Bir yudum barışma umudu
Deník, gergin ortamda ilk sakinleşme işaretlerini görüyor:
“Kazanan ister Duda olsun ister Trzaskowski - Polonya'nın neredeyse yarısı kendisine karşı. Neyse ki cumhurbaşkanlığı seçimlerinin iki finalisti de bunun farkında. Sonuçlar kesinleşmeden iki aday birbirlerine saygılarını ilettiler ve başkanlık sarayında buluşmaya karar verdiler. Sert seçim kampanyalarının ardından ortamın yatışmasının işareti olabilir bu. Ve en azından bir miktar barışmanın başlangıcı. Bu olursa, şimdiye kadar Polonya tarihindeki en heyecan verici seçimler iyi bir sonuçla bitmiş olacak.”

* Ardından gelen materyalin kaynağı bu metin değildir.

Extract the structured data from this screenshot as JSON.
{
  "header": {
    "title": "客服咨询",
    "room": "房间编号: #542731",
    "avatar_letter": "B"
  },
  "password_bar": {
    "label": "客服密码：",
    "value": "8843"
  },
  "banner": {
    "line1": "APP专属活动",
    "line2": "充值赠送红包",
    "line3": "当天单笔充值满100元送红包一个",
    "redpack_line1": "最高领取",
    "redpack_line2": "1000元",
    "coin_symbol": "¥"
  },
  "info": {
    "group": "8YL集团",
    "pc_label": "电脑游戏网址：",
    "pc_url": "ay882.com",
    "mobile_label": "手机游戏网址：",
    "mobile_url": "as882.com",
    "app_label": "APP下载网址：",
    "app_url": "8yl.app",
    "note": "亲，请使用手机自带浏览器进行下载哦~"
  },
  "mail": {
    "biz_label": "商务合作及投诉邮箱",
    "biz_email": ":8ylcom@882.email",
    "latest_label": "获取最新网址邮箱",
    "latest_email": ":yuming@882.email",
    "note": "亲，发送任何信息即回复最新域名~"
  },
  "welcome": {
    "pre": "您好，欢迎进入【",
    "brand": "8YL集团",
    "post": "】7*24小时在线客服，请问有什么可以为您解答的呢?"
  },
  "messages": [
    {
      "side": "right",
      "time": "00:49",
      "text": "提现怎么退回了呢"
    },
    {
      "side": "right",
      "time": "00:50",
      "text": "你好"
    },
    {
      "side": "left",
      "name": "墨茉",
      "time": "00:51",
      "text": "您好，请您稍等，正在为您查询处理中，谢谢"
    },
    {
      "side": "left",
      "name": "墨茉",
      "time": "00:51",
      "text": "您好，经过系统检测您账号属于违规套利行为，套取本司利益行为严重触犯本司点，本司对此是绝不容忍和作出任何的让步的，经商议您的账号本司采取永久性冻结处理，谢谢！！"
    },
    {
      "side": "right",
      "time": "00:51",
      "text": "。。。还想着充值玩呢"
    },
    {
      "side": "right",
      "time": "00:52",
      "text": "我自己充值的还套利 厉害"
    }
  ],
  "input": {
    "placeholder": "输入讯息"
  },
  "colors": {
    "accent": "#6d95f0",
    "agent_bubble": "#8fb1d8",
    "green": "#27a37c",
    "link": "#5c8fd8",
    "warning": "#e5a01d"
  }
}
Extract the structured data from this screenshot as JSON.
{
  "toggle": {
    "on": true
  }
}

PiS'i artık kimse durduramaz
Krytyka Polityczna ise kötümser:
“Andrzej Duda sonunda kazanırsa, hükümetle birlikte PiS'i iktidarı tamamen ele geçirmekten ve yıllarca elinde tutmaktan alıkoyan her ne ise onu ortadan kaldırmaktan başka bir şey yapamayacak. ... Bağımsız medya, başkaldıran yerel yöneticiler, STK'lar, yargıçlar, azınlıklar ve devlet memurları: Muhalefet yenilirse bu kurumlar baskıcı yasaların Cumhurbaşkanlığı vetosuna takılması gibi bir güvenceden mahrum olmakla kalmayıp sembolik olarak da güçsüzleşecek. ... İyimser olmak için çok geç artık, oylar kullanıldı. Artık fikren bizi bekleyenlere hazırlanma zamanı.”
Dinozorların son zaferi
Azonnali'ye göre Duda bir kez daha cumhurbaşkanı olsa bile, hükümetteki partinin geleceğin seçmenini kaybettiği çok açık:
“Trzaskowski [soldan sağa] bütün muhalefetin oylarını almayı başardı. ... Rakamlar açık bir şekilde, eğitimli, zengin ve genç Polonya'nın onu desteklediğini gösteriyor. Duda'ya ise PiS'in -yaşlı, daha yoksul ve eğitimsiz taşralı Polonya'nın- sadık seçmenleri kaldı. Bu kez yetmiş olabilir bu seçmen zafer kazanmaya. ... Ama şu kesin: PiS geleceği kaybetti. Bu partiyi artık sadece -hem ideolojik hem biyolojik anlamda- geçmişin seçmenleri destekliyor.”